As Colleen drives and Betsy dozes, I look out at at snow-covered field after field, bordered by hardwoods, birches, with the occasional oak standing out. The oaks hang on to their leaves longest; they look rusty and vivid in this white and grey world. We pass a wide field full of geese, hundreds of them sitting black and bellied down into the white, as if they were swimming in a snow pond.
I am actually feeling nervous enough about what is waiting that I ask my allies to come along for this ride. Freya, the Norse Venus,queen of beauty and desire and fierce protector, who is always at that camp and also here in my heart. Brigid, the Celtic goddess of smithcraft and poetry, who says “Okay, but write every day.” And Kali, creative destructrix, who feels like a member of the Hag tribe, or maybe a goddess who sits on the Hag board of directors.
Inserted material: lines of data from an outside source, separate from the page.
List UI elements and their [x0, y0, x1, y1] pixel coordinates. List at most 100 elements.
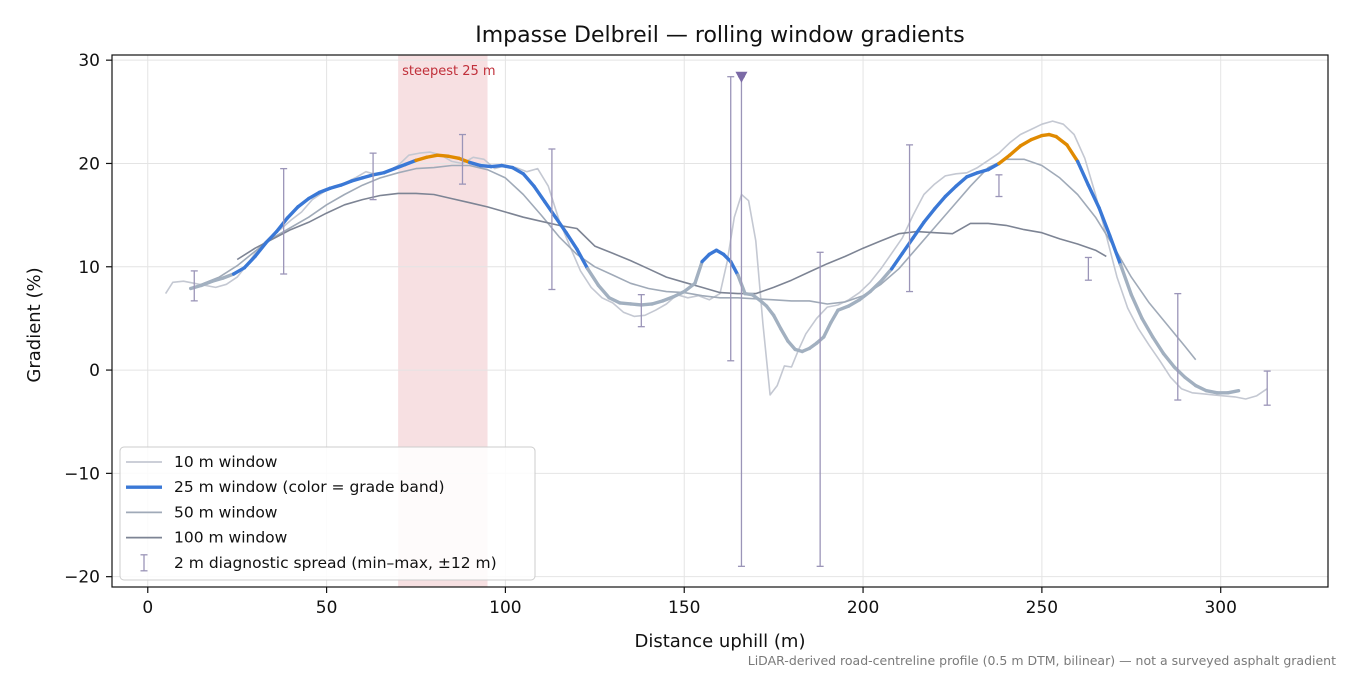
- series-25m-segment: [253, 241, 268, 259]
- series-25m-segment: [382, 166, 397, 175]
- series-25m-segment: [661, 295, 676, 303]
- legend-label-w100: 100 m window: [174, 529, 288, 547]
- series-25m-segment: [231, 266, 247, 276]
- series-25m-segment: [210, 276, 225, 283]
- series-25m-segment: [986, 161, 1001, 172]
- series-25m-segment: [1118, 263, 1133, 297]
- series-25m-segment: [786, 339, 797, 352]
- legend-label-w10: 10 m window: [174, 453, 278, 471]
- series-25m-segment: [1075, 159, 1091, 187]
- y-axis-label: Gradient (%): [24, 267, 45, 382]
- series-25m-segment: [564, 230, 579, 251]
- steepest-label: steepest 25 m: [402, 64, 495, 79]
- series-25m-segment: [607, 296, 622, 305]
- series-25m-segment: [188, 283, 204, 291]
- legend-label-diag: 2 m diagnostic spread (min–max, ±12 m): [174, 554, 497, 572]
- series-25m-segment: [553, 215, 568, 235]
- series-25m-segment: [836, 304, 851, 312]
- series-50m-line: [190, 158, 1197, 361]
- x-tick-label: 250: [1026, 598, 1058, 618]
- y-tick-label: 20: [78, 154, 100, 174]
- series-25m-segment: [1018, 138, 1033, 148]
- series-25m-segment: [457, 156, 472, 165]
- series-25m-segment: [618, 301, 633, 306]
- legend-label-w50: 50 m window: [174, 503, 278, 521]
- series-25m-segment: [954, 175, 969, 188]
- series-25m-segment: [889, 251, 905, 271]
- series-25m-segment: [932, 194, 948, 211]
- series-25m-segment: [900, 236, 915, 256]
- series-25m-segment: [1161, 351, 1176, 369]
- y-tick-label: 0: [89, 361, 100, 381]
- series-25m-segment: [1029, 133, 1044, 142]
- series-25m-segment: [868, 279, 883, 294]
- series-25m-segment: [628, 302, 644, 307]
- series-25m-segment: [650, 299, 665, 306]
- series-25m-segment: [510, 165, 525, 176]
- x-tick-label: 150: [668, 598, 700, 618]
- series-100m-line: [236, 192, 1107, 295]
- series-25m-segment: [414, 155, 429, 163]
- series-25m-segment: [596, 283, 611, 300]
- series-25m-segment: [285, 205, 300, 220]
- series-25m-segment: [997, 153, 1012, 166]
- series-25m-segment: [585, 267, 601, 288]
- series-25m-segment: [328, 183, 343, 190]
- series-25m-segment: [1172, 365, 1187, 379]
- series-25m-segment: [922, 207, 937, 225]
- series-25m-segment: [500, 163, 515, 170]
- series-25m-segment: [1007, 144, 1023, 157]
- series-25m-segment: [392, 162, 407, 171]
- series-25m-segment: [467, 160, 483, 168]
- series-25m-segment: [221, 272, 236, 280]
- series-25m-segment: [307, 190, 322, 201]
- series-25m-segment: [521, 172, 536, 188]
- y-tick-label: 10: [78, 258, 100, 278]
- series-25m-segment: [879, 267, 894, 283]
- series-25m-segment: [1140, 316, 1155, 339]
- series-25m-segment: [1086, 183, 1101, 210]
- x-axis-label: Distance uphill (m): [635, 631, 806, 652]
- x-tick-label: 300: [1204, 598, 1236, 618]
- series-25m-segment: [1108, 234, 1123, 267]
- series-25m-segment: [1054, 134, 1069, 147]
- series-25m-segment: [847, 298, 862, 308]
- series-25m-segment: [1097, 206, 1112, 238]
- series-25m-segment: [943, 184, 958, 199]
- series-25m-segment: [1204, 389, 1219, 395]
- series-25m-segment: [274, 216, 289, 234]
- series-25m-segment: [1151, 335, 1166, 356]
- series-25m-segment: [771, 313, 783, 331]
- series-25m-segment: [339, 179, 354, 187]
- series-25m-segment: [543, 199, 558, 219]
- series-25m-segment: [360, 173, 375, 180]
- series-25m-segment: [478, 163, 493, 169]
- y-tick-label: 30: [78, 51, 100, 71]
- series-25m-segment: [296, 196, 311, 209]
- legend-box: [119, 446, 536, 581]
- series-25m-segment: [975, 167, 990, 175]
- legend-label-w25: 25 m window (color = grade band): [174, 478, 445, 496]
- series-25m-segment: [639, 302, 654, 307]
- series-25m-segment: [242, 254, 257, 270]
- series-25m-segment: [729, 259, 740, 277]
- axes-frame: [111, 54, 1329, 588]
- chart-title: Impasse Delbreil — rolling window gradie…: [475, 23, 965, 48]
- series-25m-segment: [822, 320, 833, 339]
- series-25m-segment: [435, 153, 450, 158]
- series-25m-segment: [911, 220, 926, 240]
- series-25m-segment: [317, 186, 332, 195]
- series-25m-segment: [671, 289, 686, 299]
- series-25m-segment: [371, 171, 386, 177]
- y-tick-label: −10: [64, 464, 100, 484]
- series-25m-segment: [965, 171, 980, 179]
- series-25m-segment: [693, 259, 704, 285]
- series-25m-segment: [425, 153, 440, 159]
- x-tick-label: 200: [847, 598, 879, 618]
- series-25m-segment: [779, 327, 790, 343]
- x-tick-label: 100: [489, 598, 521, 618]
- series-25m-segment: [199, 279, 214, 288]
- x-tick-label: 50: [316, 598, 338, 618]
- series-25m-segment: [575, 247, 590, 271]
I put my phone on airplane as we pull in to the camp, and see my friend Sayre, who I haven’t seen since we said goodbye in the Redwoods in July after wandering the myth of Baba Yaga for a year together. I tell him I’ve been falling for someone, and have lost my feet, and am trying to get them back and he wants to know if we have all the connections, the head and the heart and the body. And I say I think so, and he tells me about his life and his heart and then we talk about what it’s like to not know, and to want, and to not know, and I am so glad I am here.
Then “I don’t really know what ‘hag’ means,” Sayre says.
I tell him what I found on the OED.
“Sucks the blood of children?” Sayre says, raising his brows. (Apparently I didn’t pronounce all the extra vowels.)
“Through their dreams,” I say. “But all this is from during or after the Inquisition. I couldn’t find anything that was earlier,” I say. And then pause… “I think it’s… it’s a naming of the worst, most fearsome shadow of female power… and I think what’s interesting is what is underneath that, what that covers up.”
“Well. Whoever comes will only be as bad as the worst fears in the room,” Sayre says, with typical Sayre offhandedness. This does not actually comfort me, which must show on my face, because he says “What? If everyone has been doing their work, doing their laundry, it will be fine…. You know, just that pair of dirty socks…”
“That rag that I spilled milk on two weeks ago and forgot about,” I say. Sayre wrinkles his nose at me and we both laugh.
Tonight is the opening ritual. We will call in the Hags, and so will the teachers who have been working within their mythic reach for months. And we will see who shows up. So for now, I will walk the island, walk the fields of snow, walk on the lake and feel what’s underneath and waiting for us.